Good at getting elected but lousy at governing

by Robert S. Siegel on March 7, 2010

Bill Wilson is a guest blogger

We the People can end the plague of money that is destroying our political system by embracing new media for our national discussions, according to former Speaker of the House, Newt Gingrich.  Gingrich’s ideas are Jeffersonian in their wisdom and pragmatism.

On January 30, 2010, Newt Gingrich delivered a speech to the STEWARD (Save the Economy Without Accumulating Record Debt) conference on grassroots communication at Southern New Hampshire University.  Newt gave an eloquent, highly intellectual lesson in how to advance the principals of the Constitution in modern day America. 

His thesis was that the current system for electing officials in this country –raising as much money as possible, negative campaigning, simplistically using 30-second sound bites to address complex issues –is coming to an end.  Candidates spend so much time raising money for their election and reelection that they don’t have time to focus on what they stand for.  They are in affect good at getting elected though not good at the job we elect them to.

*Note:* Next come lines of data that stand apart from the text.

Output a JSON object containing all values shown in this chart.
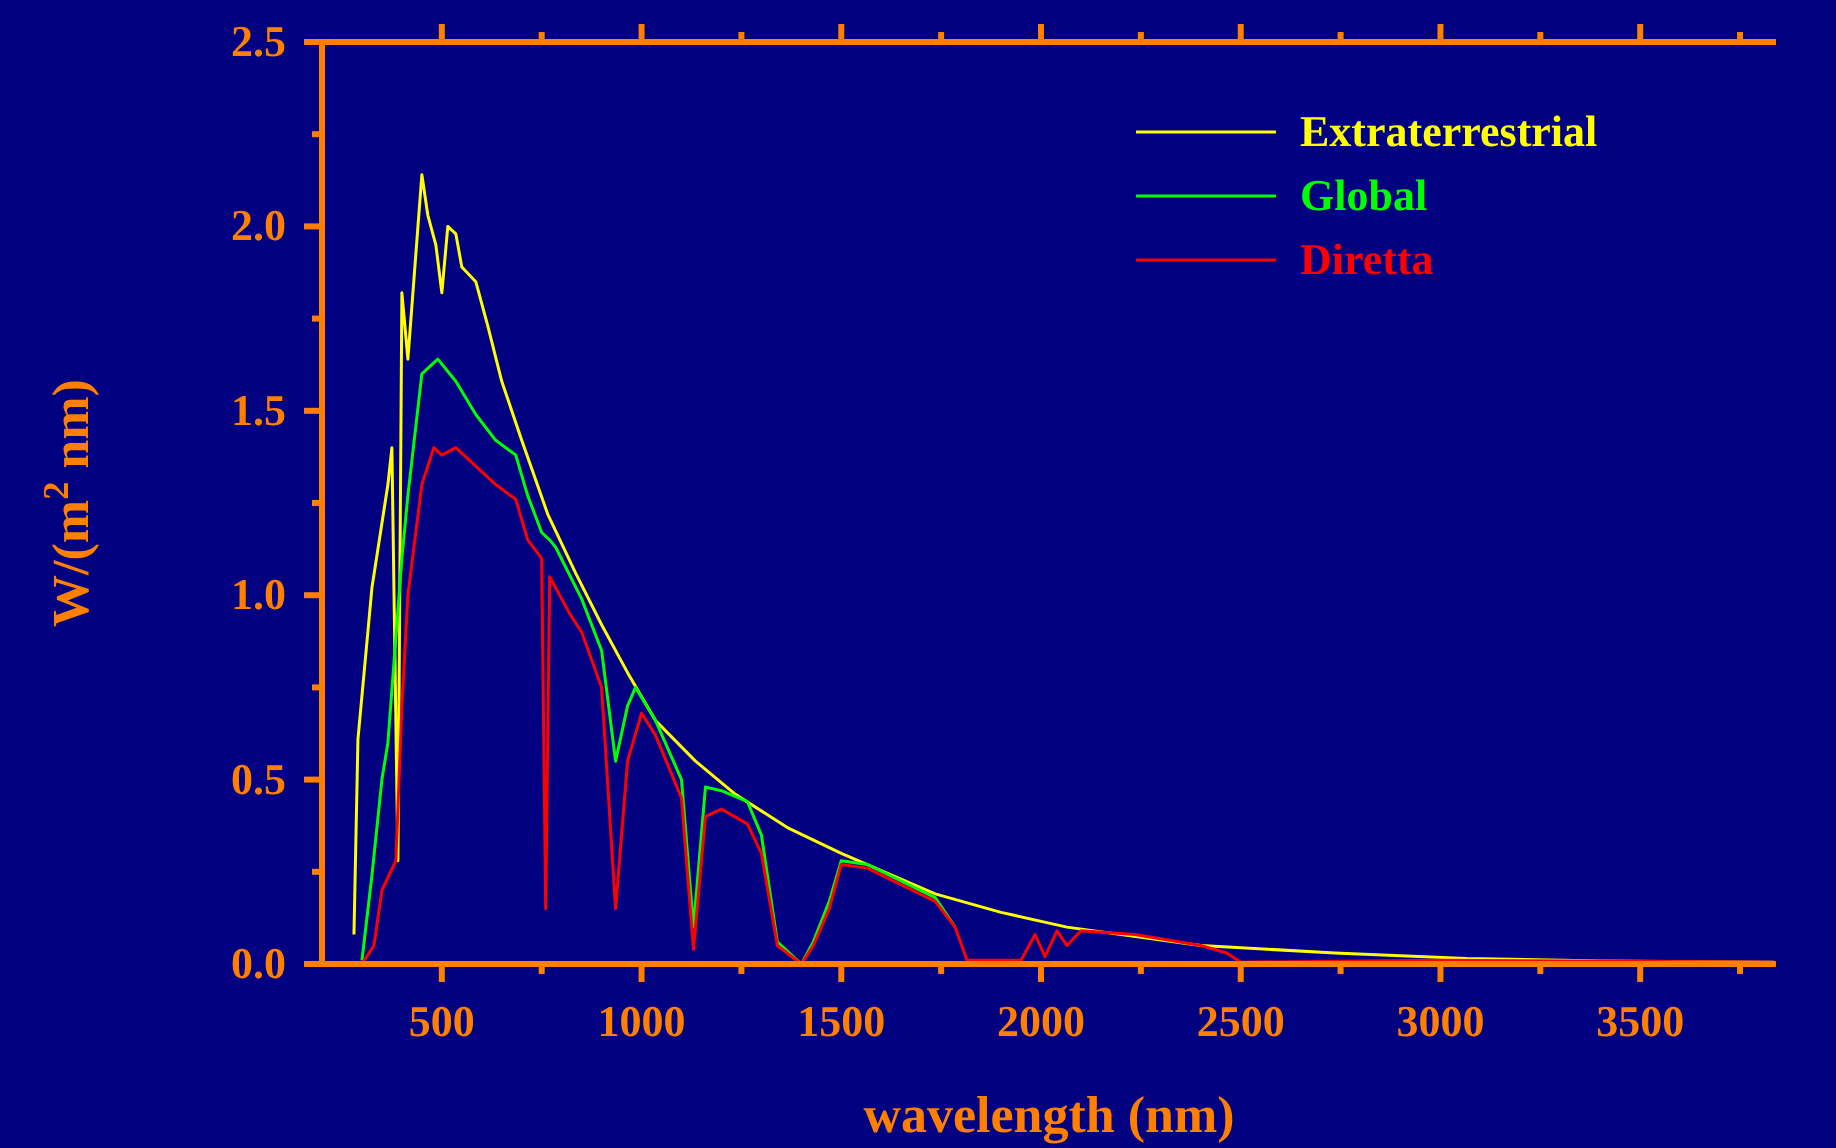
{
  "chart_data": {
    "type": "line",
    "xlabel": "wavelength (nm)",
    "ylabel": "W/(m$^{2}$ nm)",
    "xlim": [
      200,
      3840
    ],
    "ylim": [
      0,
      2.5
    ],
    "xticks": [
      500,
      {
        "value": 750,
        "label": null
      },
      1000,
      {
        "value": 1250,
        "label": null
      },
      1500,
      {
        "value": 1750,
        "label": null
      },
      2000,
      {
        "value": 2250,
        "label": null
      },
      2500,
      {
        "value": 2750,
        "label": null
      },
      3000,
      {
        "value": 3250,
        "label": null
      },
      3500,
      {
        "value": 3750,
        "label": null
      }
    ],
    "yticks": [
      {
        "value": 0,
        "label": "0.0"
      },
      {
        "value": 0.25,
        "label": null
      },
      0.5,
      {
        "value": 0.75,
        "label": null
      },
      {
        "value": 1,
        "label": "1.0"
      },
      {
        "value": 1.25,
        "label": null
      },
      1.5,
      {
        "value": 1.75,
        "label": null
      },
      {
        "value": 2,
        "label": "2.0"
      },
      {
        "value": 2.25,
        "label": null
      },
      2.5
    ],
    "legend": "top right",
    "grid": false,
    "line_style": "solid",
    "series": [
      {
        "name": "Extraterrestrial",
        "color": "#ffff00",
        "x": [
          280,
          290,
          325,
          365,
          375,
          390,
          400,
          415,
          450,
          465,
          485,
          500,
          515,
          535,
          550,
          585,
          615,
          650,
          700,
          765,
          835,
          900,
          965,
          1035,
          1135,
          1235,
          1365,
          1500,
          1735,
          1900,
          2065,
          2400,
          2735,
          3065,
          3400,
          3835
        ],
        "values": [
          0.08,
          0.61,
          1.02,
          1.3,
          1.4,
          0.28,
          1.82,
          1.64,
          2.14,
          2.03,
          1.95,
          1.82,
          2.0,
          1.98,
          1.89,
          1.85,
          1.73,
          1.58,
          1.42,
          1.22,
          1.06,
          0.92,
          0.79,
          0.66,
          0.55,
          0.46,
          0.37,
          0.3,
          0.19,
          0.14,
          0.1,
          0.05,
          0.03,
          0.015,
          0.008,
          0.005
        ]
      },
      {
        "name": "Global",
        "color": "#00ff00",
        "x": [
          300,
          325,
          350,
          365,
          400,
          415,
          450,
          490,
          535,
          585,
          635,
          685,
          715,
          750,
          770,
          785,
          850,
          900,
          935,
          965,
          985,
          1035,
          1100,
          1130,
          1160,
          1200,
          1265,
          1300,
          1340,
          1400,
          1430,
          1470,
          1500,
          1565,
          1735,
          1785
        ],
        "values": [
          0.01,
          0.24,
          0.5,
          0.6,
          1.1,
          1.27,
          1.6,
          1.64,
          1.58,
          1.49,
          1.42,
          1.38,
          1.27,
          1.17,
          1.15,
          1.13,
          0.99,
          0.85,
          0.55,
          0.7,
          0.75,
          0.66,
          0.5,
          0.1,
          0.48,
          0.47,
          0.44,
          0.35,
          0.06,
          0.0,
          0.06,
          0.17,
          0.28,
          0.27,
          0.18,
          0.1
        ]
      },
      {
        "name": "Diretta",
        "color": "#ff0000",
        "x": [
          300,
          330,
          350,
          385,
          400,
          415,
          450,
          480,
          500,
          535,
          585,
          635,
          685,
          715,
          750,
          760,
          770,
          820,
          850,
          900,
          935,
          965,
          1000,
          1035,
          1100,
          1130,
          1160,
          1200,
          1265,
          1300,
          1340,
          1400,
          1430,
          1470,
          1500,
          1565,
          1735,
          1785,
          1815,
          1950,
          1985,
          2010,
          2040,
          2065,
          2100,
          2235,
          2400,
          2465,
          2500,
          3000,
          3835
        ],
        "values": [
          0.0,
          0.05,
          0.2,
          0.28,
          0.7,
          1.0,
          1.3,
          1.4,
          1.38,
          1.4,
          1.35,
          1.3,
          1.26,
          1.15,
          1.1,
          0.15,
          1.05,
          0.95,
          0.9,
          0.75,
          0.15,
          0.55,
          0.68,
          0.62,
          0.45,
          0.04,
          0.4,
          0.42,
          0.38,
          0.3,
          0.05,
          0.0,
          0.05,
          0.15,
          0.27,
          0.26,
          0.17,
          0.1,
          0.01,
          0.01,
          0.08,
          0.02,
          0.09,
          0.05,
          0.09,
          0.08,
          0.05,
          0.03,
          0.005,
          0.01,
          0.005
        ]
      }
    ]
  }
}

This Gingrich claims, has run its course, and that modern technology–the internet, U Tube, tweeting and texting– has become the new forum for the 18th century concept of true freedom of speech.  Newt’s revolutionary thinking is right on, but for most American voters, he is way ahead of his time.  As Americans, let’s be honest with ourselves.  We can not stop this train in a day, or even a year.  It may take a generation or more. 

Two hundred years ago, another American intellectual helped shape the founding of our country.  Thomas Jefferson is widely recognized by historians as being a shy, but brilliant man, who was instrumental in establishing and communicating the founding ideals and principals of our country.  But today we debate how someone who could write the words “We hold these truths to be self-evident, that all men are created equal…” could, himself, be a slave owner.  Historians who wish to be kind to Jefferson hypothesize that Jefferson’s thought process was one of pragmatism, rather than hypocrisy.  Jefferson realized, these historians say, that slavery was, in the late 18th century, an institution that Americans would never agree to abolish.  But he still thought it was wrong.  Those words in the Declaration of Independence are Jefferson’s message to us that we should always have lofty goals to reach for in the future, even if those goals seem out of reach today.

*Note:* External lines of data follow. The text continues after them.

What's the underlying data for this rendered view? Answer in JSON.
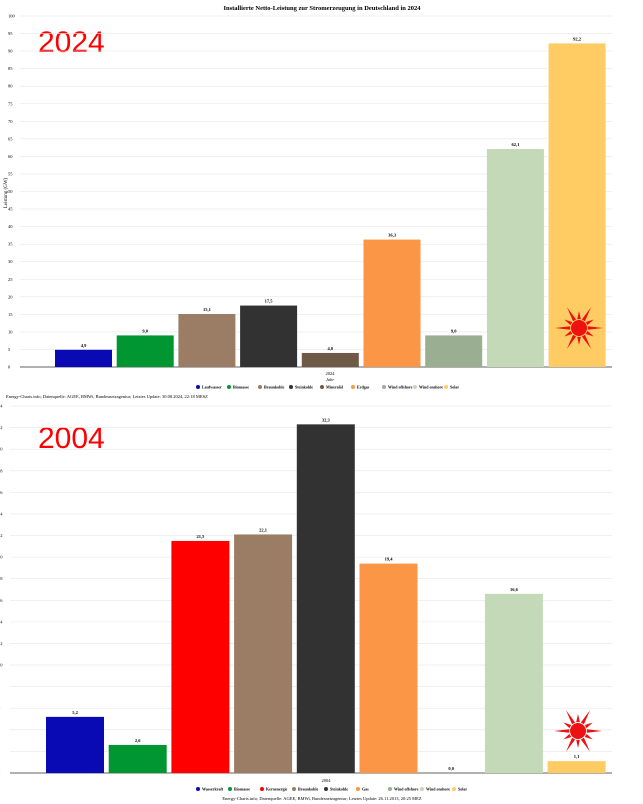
{
  "chart_data": [
    {
      "type": "bar",
      "title": "Installierte Netto-Leistung zur Stromerzeugung in Deutschland in 2024",
      "year_label": "2024",
      "xlabel": "Jahr",
      "ylabel": "Leistung (GW)",
      "category_label": "2024",
      "ylim": [
        0,
        100
      ],
      "yticks": [
        0,
        5,
        10,
        15,
        20,
        25,
        30,
        35,
        40,
        45,
        50,
        55,
        60,
        65,
        70,
        75,
        80,
        85,
        90,
        95,
        100
      ],
      "grid": true,
      "legend_position": "bottom",
      "series": [
        {
          "name": "Laufwasser",
          "value": 4.9,
          "label": "4,9",
          "color": "#0a0ab4"
        },
        {
          "name": "Biomasse",
          "value": 9.0,
          "label": "9,0",
          "color": "#009632"
        },
        {
          "name": "Braunkohle",
          "value": 15.1,
          "label": "15,1",
          "color": "#9a7d64"
        },
        {
          "name": "Steinkohle",
          "value": 17.5,
          "label": "17,5",
          "color": "#323232"
        },
        {
          "name": "Mineralöl",
          "value": 4.0,
          "label": "4,0",
          "color": "#6e5a46"
        },
        {
          "name": "Erdgas",
          "value": 36.3,
          "label": "36,3",
          "color": "#fa9646"
        },
        {
          "name": "Wind offshore",
          "value": 9.0,
          "label": "9,0",
          "color": "#9aaf91"
        },
        {
          "name": "Wind onshore",
          "value": 62.1,
          "label": "62,1",
          "color": "#c4d9b8"
        },
        {
          "name": "Solar",
          "value": 92.2,
          "label": "92,2",
          "color": "#ffcc64"
        }
      ],
      "source": "Energy-Charts.info; Datenquelle: AGEE, BMWi, Bundesnetzagentur; Letztes Update: 30.08.2024, 22:18 MESZ"
    },
    {
      "type": "bar",
      "year_label": "2004",
      "category_label": "2004",
      "ylim": [
        0,
        34
      ],
      "yticks": [
        0,
        2,
        4,
        6,
        8,
        10,
        12,
        14,
        16,
        18,
        20,
        22,
        24,
        26,
        28,
        30,
        32,
        34
      ],
      "grid": true,
      "legend_position": "bottom",
      "series": [
        {
          "name": "Wasserkraft",
          "value": 5.2,
          "label": "5,2",
          "color": "#0a0ab4"
        },
        {
          "name": "Biomasse",
          "value": 2.6,
          "label": "2,6",
          "color": "#009632"
        },
        {
          "name": "Kernenergie",
          "value": 21.5,
          "label": "21,5",
          "color": "#ff0000"
        },
        {
          "name": "Braunkohle",
          "value": 22.1,
          "label": "22,1",
          "color": "#9a7d64"
        },
        {
          "name": "Steinkohle",
          "value": 32.3,
          "label": "32,3",
          "color": "#323232"
        },
        {
          "name": "Gas",
          "value": 19.4,
          "label": "19,4",
          "color": "#fa9646"
        },
        {
          "name": "Wind offshore",
          "value": 0.0,
          "label": "0,0",
          "color": "#9aaf91"
        },
        {
          "name": "Wind onshore",
          "value": 16.6,
          "label": "16,6",
          "color": "#c4d9b8"
        },
        {
          "name": "Solar",
          "value": 1.1,
          "label": "1,1",
          "color": "#ffcc64"
        }
      ],
      "source": "Energy-Charts.info; Datenquelle: AGEE, BMWi, Bundesnetzagentur; Letztes Update: 26.11.2013, 20:25 MEZ"
    }
  ],
  "colors": {
    "grid": "#e6e6e6",
    "axis": "#333333",
    "year_label": "#ff0000",
    "sun": "#ee1111"
  },
  "icons": [
    "sun-icon"
  ]
}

The similarity between these 2 men is clear.  Newt knows that our country’s electorate will not be able to readily transform itself over night from the current system to a system that elects its public officials based on the selflessness of bygone eras.  Like Jefferson in the late 1700s, he knows that the goal is not ascertainable right now.  But Newt is setting the goal for us nonetheless, and prompting us to at least start the movement to reform the thinking of our electorate, by utilizing modern technology, which will ultimately be the source of public opinion in the future.

Neither of these men could win an election today.  Jefferson would be called a hypocrite even though he may have been merely a pragmatic idealist.  Newt carries the baggage of a long political career, which, undoubtedly, would make a nice arsenal for opponents, even though he has, arguably, evolved, into an intellectual and well reasoned individual.

Too bad.  They each might generate a level of intelligent debate around Constitutional principles that has been lost in the modern, mad dash for contributions.